In 2024, Cotchery was named the head coach for Limestone University after former head coach Mike Furrey stepped down and was named the wide receivers coach at the University of South Carolina. It would be his only season as head coach as the university would shut down operations in May 2025.
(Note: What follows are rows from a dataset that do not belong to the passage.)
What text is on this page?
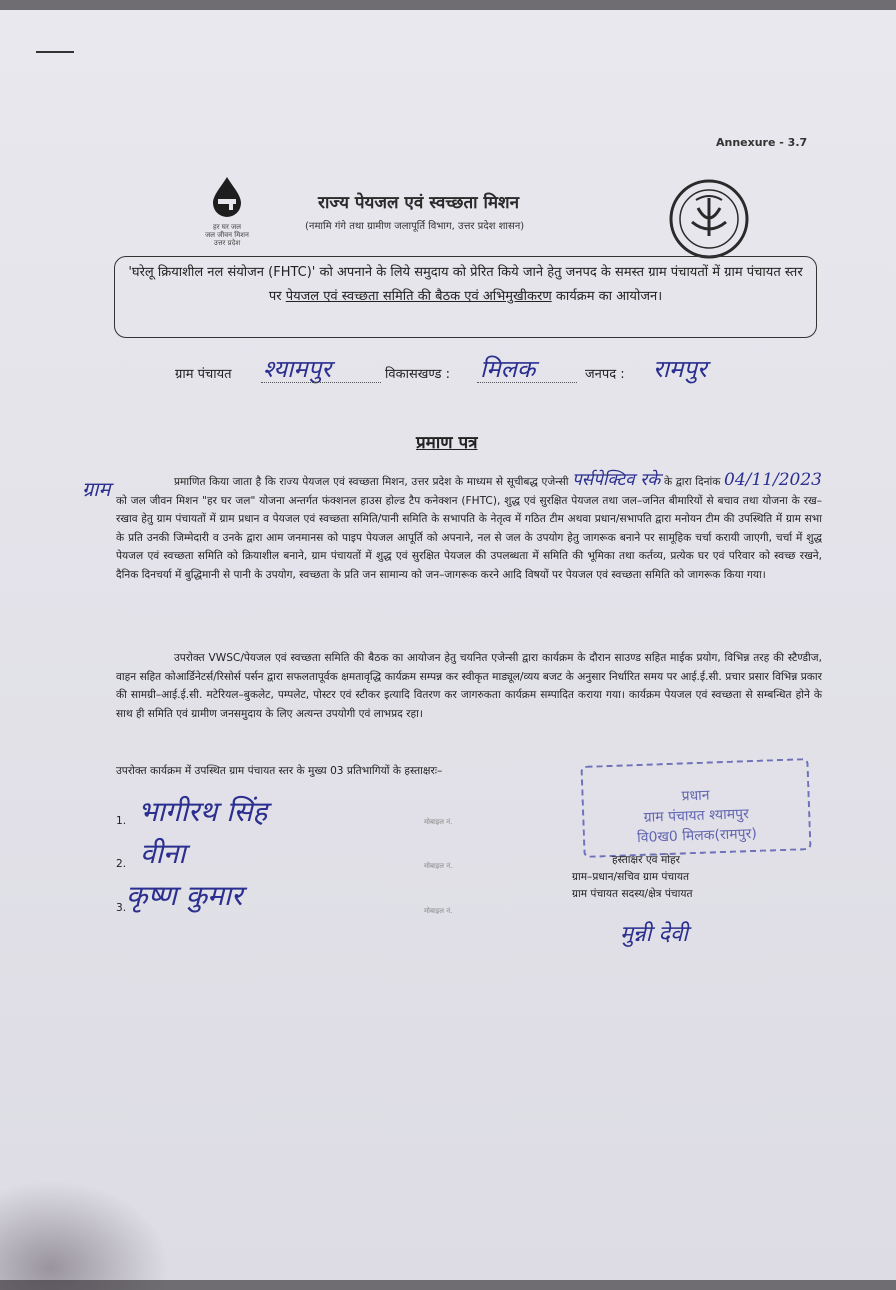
Annexure - 3.7
हर घर जल
जल जीवन मिशन
उत्तर प्रदेश
राज्य पेयजल एवं स्वच्छता मिशन
(नमामि गंगे तथा ग्रामीण जलापूर्ति विभाग, उत्तर प्रदेश शासन)
'घरेलू क्रियाशील नल संयोजन (FHTC)' को अपनाने के लिये समुदाय को प्रेरित किये जाने हेतु जनपद के समस्त ग्राम पंचायतों में ग्राम पंचायत स्तर पर पेयजल एवं स्वच्छता समिति की बैठक एवं अभिमुखीकरण कार्यक्रम का आयोजन।
ग्राम पंचायत श्यामपुर	विकासखण्ड : मिलक	जनपद : रामपुर
प्रमाण पत्र
ग्राम	प्रमाणित किया जाता है कि राज्य पेयजल एवं स्वच्छता मिशन, उत्तर प्रदेश के माध्यम से सूचीबद्ध एजेन्सी पर्सपेक्टिव रके के द्वारा दिनांक 04/11/2023 को जल जीवन मिशन "हर घर जल" योजना अन्तर्गत फंक्शनल हाउस होल्ड टैप कनेक्शन (FHTC), शुद्ध एवं सुरक्षित पेयजल तथा जल–जनित बीमारियों से बचाव तथा योजना के रख–रखाव हेतु ग्राम पंचायतों में ग्राम प्रधान व पेयजल एवं स्वच्छता समिति/पानी समिति के सभापति के नेतृत्व में गठित टीम अथवा प्रधान/सभापति द्वारा मनोयन टीम की उपस्थिति में ग्राम सभा के प्रति उनकी जिम्मेदारी व उनके द्वारा आम जनमानस को पाइप पेयजल आपूर्ति को अपनाने, नल से जल के उपयोग हेतु जागरूक बनाने पर सामूहिक चर्चा करायी जाएगी, चर्चा में शुद्ध पेयजल एवं स्वच्छता समिति को क्रियाशील बनाने, ग्राम पंचायतों में शुद्ध एवं सुरक्षित पेयजल की उपलब्धता में समिति की भूमिका तथा कर्तव्य, प्रत्येक घर एवं परिवार को स्वच्छ रखने, दैनिक दिनचर्या में बुद्धिमानी से पानी के उपयोग, स्वच्छता के प्रति जन सामान्य को जन–जागरूक करने आदि विषयों पर पेयजल एवं स्वच्छता समिति को जागरूक किया गया।
उपरोक्त VWSC/पेयजल एवं स्वच्छता समिति की बैठक का आयोजन हेतु चयनित एजेन्सी द्वारा कार्यक्रम के दौरान साउण्ड सहित माईक प्रयोग, विभिन्न तरह की स्टैण्डीज, वाहन सहित कोआर्डिनेटर्स/रिसोर्स पर्सन द्वारा सफलतापूर्वक क्षमतावृद्धि कार्यक्रम सम्पन्न कर स्वीकृत माड्यूल/व्यय बजट के अनुसार निर्धारित समय पर आई.ई.सी. प्रचार प्रसार विभिन्न प्रकार की सामग्री–आई.ई.सी. मटेरियल–बुकलेट, पम्पलेट, पोस्टर एवं स्टीकर इत्यादि वितरण कर जागरुकता कार्यक्रम सम्पादित कराया गया। कार्यक्रम पेयजल एवं स्वच्छता से सम्बन्धित होने के साथ ही समिति एवं ग्रामीण जनसमुदाय के लिए अत्यन्त उपयोगी एवं लाभप्रद रहा।
उपरोक्त कार्यक्रम में उपस्थित ग्राम पंचायत स्तर के मुख्य 03 प्रतिभागियों के हस्ताक्षरः–
1. भागीरथ सिंह	मोबाइल नं.
2. वीना	मोबाइल नं.
3. कृष्ण कुमार	मोबाइल नं.
प्रधान
ग्राम पंचायत श्यामपुर
वि0ख0 मिलक(रामपुर)
हस्ताक्षर एवं मोहर
ग्राम–प्रधान/सचिव ग्राम पंचायत
ग्राम पंचायत सदस्य/क्षेत्र पंचायत
मुन्नी देवी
After the closure of Limestone University, Cotchery was hired as an assistant head coach and passing game coordinator for North Greenville University.

==Career statistics==
===Playing career===
====NFL====

| Year | Team | Games |  | Receiving |  |  |  |  | Rushing |  |  |  |  |
| GP | GS | Rec | Yds | Avg | Lng | TD | Att | Yds | Avg | Lng | TD |
| 2004 | NYJ | 12 | 0 | 6 | 60 | 10.0 | 18 | 0 | 0 | 0 | 0.0 | 0 | 0 |
| 2005 | NYJ | 16 | 1 | 19 | 251 | 13.2 | 45 | 0 | 1 | 4 | 4.0 | 4 | 0 |
| 2006 | NYJ | 16 | 16 | 82 | 961 | 11.7 | 71 | 6 | 5 | 25 | 5.0 | 10 | 0 |
| 2007 | NYJ | 15 | 15 | 82 | 1,130 | 13.8 | 50 | 2 | 5 | 38 | 7.6 | 16 | 0 |
| 2008 | NYJ | 16 | 16 | 71 | 858 | 12.1 | 56 | 5 | 2 | 8 | 4.0 | 8 | 0 |
| 2009 | NYJ | 14 | 12 | 57 | 821 | 14.4 | 53 | 3 | 2 | 7 | 3.5 | 6 | 1 |
| 2010 | NYJ | 14 | 5 | 41 | 433 | 10.6 | 49 | 2 | 4 | −3 | −0.8 | 4 | 0 |
| 2011 | PIT | 13 | 0 | 16 | 237 | 14.8 | 36 | 2 | 1 | 3 | 3.0 | 3 | 0 |
| 2012 | PIT | 14 | 2 | 17 | 205 | 12.1 | 24 | 0 | 0 | 0 | 0.0 | 0 | 0 |
| 2013 | PIT | 16 | 6 | 46 | 602 | 13.1 | 36 | 10 | 1 | −5 | −5.0 | −5 | 0 |
| 2014 | CAR | 15 | 13 | 48 | 580 | 12.1 | 47 | 1 | 0 | 0 | 0.0 | 0 | 0 |
| 2015 | CAR | 14 | 3 | 39 | 485 | 12.4 | 59 | 3 | 1 | 16 | 16.0 | 16 | 0 |
| Career |  | 175 | 89 | 524 | 6,623 | 12.6 | 71 | 34 | 22 | 93 | 4.2 | 16 | 1 |

====College====

Season: GP; Receiving; Rushing; Scrimmage; Punt Ret.; Kickoff Ret.
Rec: Yds; Avg; TD; Att; Yds; Avg; TD; Plays; Yds; Avg; TD; Ret; Yds; Avg; TD; Ret; Yds; Avg; TD
2000: 10; 6; 75; 12.5; 0; 1; 5; 5.0; 0; 7; 80; 11.4; 0; 1; 17; 17.0; 0; 0; 0; 0.0; 0
2001: 11; 41; 483; 11.8; 4; 6; 57; 9.5; 1; 47; 540; 11.5; 5; 10; 100; 10.0; 0; 0; 0; 0.0; 0
2002: 14; 67; 1,192; 17.8; 7; 4; 8; 2.0; 0; 71; 1,200; 16.9; 7; 20; 109; 5.5; 0; 2; 91; 45.5; 1
2003: 13; 86; 1,369; 15.9; 10; 7; 32; 4.6; 0; 93; 1,401; 15.1; 10; 0; 0; 0.0; 0; 0; 0; 0.0; 0
Career: 48; 200; 3,119; 15.6; 21; 18; 102; 5.7; 1; 218; 3,221; 14.8; 22; 31; 226; 7.3; 0; 2; 91; 45.5; 1

===Head coaching record===

Year: Team; Overall; Conference; Standing; Bowl/playoffs
Limestone Saints (South Atlantic Conference) (2024)
2024: Limestone; 8–3; 6–2; T–2nd (Piedmont)
Limestone:: 8–3; 6–2
Total:: 8–3

==Career highlights==
- 2× First-team All-ACC (2002, 2003)

- Jets franchise records
- Receptions: playoffs (30)
- Yds/Rec: playoff game (25 on 2007-01-07 @NWE, tied with two others)
- Total Return Yds: playoffs (294)
- 100+ yard receiving games: playoffs (2, tied with Wesley Walker)

==Personal life==
Cotchery grew up in the Norwood neighborhood of Birmingham, Alabama. His father, Bob, ran a lawn care service, and his mother worked in a nursing home. He was the second youngest of thirteen children in a blended family with siblings separated in age by as much as twenty-five years. He played basketball and football at Phillips High School. On May 30, 1998, he was in a severe car accident and still has scars on his wrists and hands. As of 2008, shards of glass continued to work their way up and out of his skin. Cotchery was born with six fingers on his left hand; one was subsequently removed.

Cotchery married his wife, Mercedes, a month after being selected by the Jets in 2004. Cotchery and Mercedes have five children; three of which were adopted.